After just one more errand I was glad to be on my way home. Sputtering along William Nicol, having to stop at every single one of the twenty-seven red lights, or robots, rather. Despite the fancy name, South African traffic lights are at the bottom of the totem pole as far as traffic lights go. No synchronization whatsoever, no priority for main thoroughfares, God forbid no adjustment for peak traffic hours, and no waterproofing. Yes, that’s right, they leak. When it rains, many of them go out (along with the telephone lines, it seems), but this gives rise to a miracle: Everybody comes to a perfect stop and politely waits his turn, in a very orderly fashion. A black taxi might have barreled along the shoulder and squeezed by ten cars seconds earlier, but now it is standing there like everyone else. There is absolutely no cheating at the broken robot.

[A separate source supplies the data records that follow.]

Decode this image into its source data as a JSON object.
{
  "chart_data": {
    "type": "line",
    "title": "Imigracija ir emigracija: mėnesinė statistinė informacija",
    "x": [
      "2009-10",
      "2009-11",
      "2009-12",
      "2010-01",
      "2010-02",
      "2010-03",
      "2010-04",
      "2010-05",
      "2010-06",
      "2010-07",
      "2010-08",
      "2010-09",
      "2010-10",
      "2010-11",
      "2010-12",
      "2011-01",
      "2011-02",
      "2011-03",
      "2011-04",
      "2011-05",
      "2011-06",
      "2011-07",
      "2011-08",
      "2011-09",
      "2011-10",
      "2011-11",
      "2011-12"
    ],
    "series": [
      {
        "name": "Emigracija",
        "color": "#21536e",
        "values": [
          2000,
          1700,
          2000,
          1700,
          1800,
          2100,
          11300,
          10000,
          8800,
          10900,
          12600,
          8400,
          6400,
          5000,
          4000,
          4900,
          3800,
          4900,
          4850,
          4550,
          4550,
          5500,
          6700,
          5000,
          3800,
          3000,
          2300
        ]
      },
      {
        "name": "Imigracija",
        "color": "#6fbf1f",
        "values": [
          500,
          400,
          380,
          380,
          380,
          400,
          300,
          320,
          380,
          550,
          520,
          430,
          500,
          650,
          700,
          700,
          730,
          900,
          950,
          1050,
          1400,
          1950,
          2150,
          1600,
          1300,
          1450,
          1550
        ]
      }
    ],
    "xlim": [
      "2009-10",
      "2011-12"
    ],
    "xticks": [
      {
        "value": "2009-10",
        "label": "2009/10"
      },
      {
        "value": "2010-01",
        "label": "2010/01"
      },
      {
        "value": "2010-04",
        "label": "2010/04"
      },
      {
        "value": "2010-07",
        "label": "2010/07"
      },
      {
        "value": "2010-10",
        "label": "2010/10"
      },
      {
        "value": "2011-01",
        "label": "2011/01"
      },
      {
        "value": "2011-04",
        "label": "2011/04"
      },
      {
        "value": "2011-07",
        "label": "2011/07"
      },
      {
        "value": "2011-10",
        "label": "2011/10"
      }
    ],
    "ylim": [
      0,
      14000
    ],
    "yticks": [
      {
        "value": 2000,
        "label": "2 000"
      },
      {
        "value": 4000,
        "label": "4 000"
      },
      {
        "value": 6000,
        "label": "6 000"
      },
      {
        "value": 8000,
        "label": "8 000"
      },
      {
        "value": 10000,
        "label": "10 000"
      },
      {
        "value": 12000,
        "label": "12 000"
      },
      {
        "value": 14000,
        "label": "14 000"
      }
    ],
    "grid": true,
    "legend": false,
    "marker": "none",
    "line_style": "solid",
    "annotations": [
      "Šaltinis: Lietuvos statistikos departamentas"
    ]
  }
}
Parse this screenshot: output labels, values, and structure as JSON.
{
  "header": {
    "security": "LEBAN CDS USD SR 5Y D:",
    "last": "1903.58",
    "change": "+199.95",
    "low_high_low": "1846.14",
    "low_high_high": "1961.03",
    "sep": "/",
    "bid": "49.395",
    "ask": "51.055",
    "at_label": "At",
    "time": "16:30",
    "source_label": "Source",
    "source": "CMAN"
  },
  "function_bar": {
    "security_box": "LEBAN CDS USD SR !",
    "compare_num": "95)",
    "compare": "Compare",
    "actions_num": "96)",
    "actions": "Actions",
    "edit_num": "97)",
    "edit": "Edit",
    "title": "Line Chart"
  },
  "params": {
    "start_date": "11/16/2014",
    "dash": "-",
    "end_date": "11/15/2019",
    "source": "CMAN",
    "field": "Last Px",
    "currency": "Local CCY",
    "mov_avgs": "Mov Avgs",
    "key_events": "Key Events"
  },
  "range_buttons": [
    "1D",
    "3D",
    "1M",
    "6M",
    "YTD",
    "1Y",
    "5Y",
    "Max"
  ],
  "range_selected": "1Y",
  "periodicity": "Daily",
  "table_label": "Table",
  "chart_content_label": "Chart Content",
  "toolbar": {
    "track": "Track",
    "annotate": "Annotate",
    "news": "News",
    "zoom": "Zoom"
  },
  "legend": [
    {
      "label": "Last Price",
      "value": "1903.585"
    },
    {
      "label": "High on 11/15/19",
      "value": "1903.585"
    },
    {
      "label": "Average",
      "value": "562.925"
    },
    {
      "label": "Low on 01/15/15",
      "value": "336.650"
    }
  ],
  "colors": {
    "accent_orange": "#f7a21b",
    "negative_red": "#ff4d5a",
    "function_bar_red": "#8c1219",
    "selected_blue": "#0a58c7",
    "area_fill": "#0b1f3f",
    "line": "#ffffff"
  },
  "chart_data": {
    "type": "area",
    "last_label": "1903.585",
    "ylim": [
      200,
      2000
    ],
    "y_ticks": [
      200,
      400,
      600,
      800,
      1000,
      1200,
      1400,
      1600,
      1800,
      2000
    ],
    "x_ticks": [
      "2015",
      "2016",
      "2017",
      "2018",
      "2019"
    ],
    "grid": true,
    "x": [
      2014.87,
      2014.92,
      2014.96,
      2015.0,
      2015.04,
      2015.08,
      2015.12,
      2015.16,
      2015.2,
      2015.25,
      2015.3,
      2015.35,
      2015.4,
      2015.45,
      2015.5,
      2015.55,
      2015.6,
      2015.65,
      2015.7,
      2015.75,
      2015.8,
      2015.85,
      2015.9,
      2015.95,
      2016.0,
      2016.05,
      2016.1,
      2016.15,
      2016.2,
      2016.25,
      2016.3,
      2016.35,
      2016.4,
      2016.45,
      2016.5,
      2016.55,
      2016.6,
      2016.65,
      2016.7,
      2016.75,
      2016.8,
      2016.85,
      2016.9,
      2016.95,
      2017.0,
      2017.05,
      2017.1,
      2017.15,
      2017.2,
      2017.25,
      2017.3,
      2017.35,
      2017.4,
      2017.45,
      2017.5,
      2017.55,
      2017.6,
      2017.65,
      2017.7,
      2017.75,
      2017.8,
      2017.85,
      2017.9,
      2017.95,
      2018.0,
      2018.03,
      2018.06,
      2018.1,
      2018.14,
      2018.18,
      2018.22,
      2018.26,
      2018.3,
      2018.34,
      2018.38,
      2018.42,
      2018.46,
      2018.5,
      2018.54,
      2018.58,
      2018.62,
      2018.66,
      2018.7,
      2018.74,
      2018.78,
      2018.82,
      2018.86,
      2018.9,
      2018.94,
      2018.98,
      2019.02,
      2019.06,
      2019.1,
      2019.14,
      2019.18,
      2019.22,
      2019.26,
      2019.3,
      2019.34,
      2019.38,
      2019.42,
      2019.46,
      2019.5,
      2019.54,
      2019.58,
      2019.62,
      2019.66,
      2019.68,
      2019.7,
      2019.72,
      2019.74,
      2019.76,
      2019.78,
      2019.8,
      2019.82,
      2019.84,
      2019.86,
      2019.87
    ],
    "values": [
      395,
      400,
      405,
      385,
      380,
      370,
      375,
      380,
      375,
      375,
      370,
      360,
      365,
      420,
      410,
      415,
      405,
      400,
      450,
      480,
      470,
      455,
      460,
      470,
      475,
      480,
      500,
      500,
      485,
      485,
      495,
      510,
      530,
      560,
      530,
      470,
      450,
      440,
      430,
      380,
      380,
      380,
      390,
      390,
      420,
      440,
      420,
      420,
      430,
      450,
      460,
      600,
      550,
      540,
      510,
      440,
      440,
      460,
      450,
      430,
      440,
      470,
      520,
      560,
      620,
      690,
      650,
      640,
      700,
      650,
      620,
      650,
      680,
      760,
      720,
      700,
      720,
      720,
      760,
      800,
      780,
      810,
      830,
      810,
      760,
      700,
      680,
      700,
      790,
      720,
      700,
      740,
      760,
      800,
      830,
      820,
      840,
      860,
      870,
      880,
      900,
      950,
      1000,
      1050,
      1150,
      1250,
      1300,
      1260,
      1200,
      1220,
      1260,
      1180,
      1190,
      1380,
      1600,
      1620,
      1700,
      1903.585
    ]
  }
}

As I was low on gas – petrol – I decided to stop at the gas station – garage – on the way home, and buy biltong at the adjacent butchery while filling up. I don’t know if I’ve told you yet, but getting gas, normally a hated activity for me, is a pleasure in South Africa. You never have to leave your car, everything is done for you, much like it was in Europe or the U.S. about a hundred years ago. Your tank is filled, your windscreen wiped, your oil and tire pressure checked, all for a small tip (I usually give R5). You pay by handing the attendant your garage card – a specific card only to be used at gas stations, which you must apply for when you open your bank account – and he comes back with a slip to sign. Except this time it didn’t quite work out that way. Upon pulling up at the pump, I was regretfully informed that there was no more Diesel. It had in fact been out for the last three days. Nothing for me to do but limp home on an empty tank and try again another day.

That was it. Like I said, nothing fancy, but typical for Africa, where such things take three times as long as they should, and where you never quite complete what you set out to do.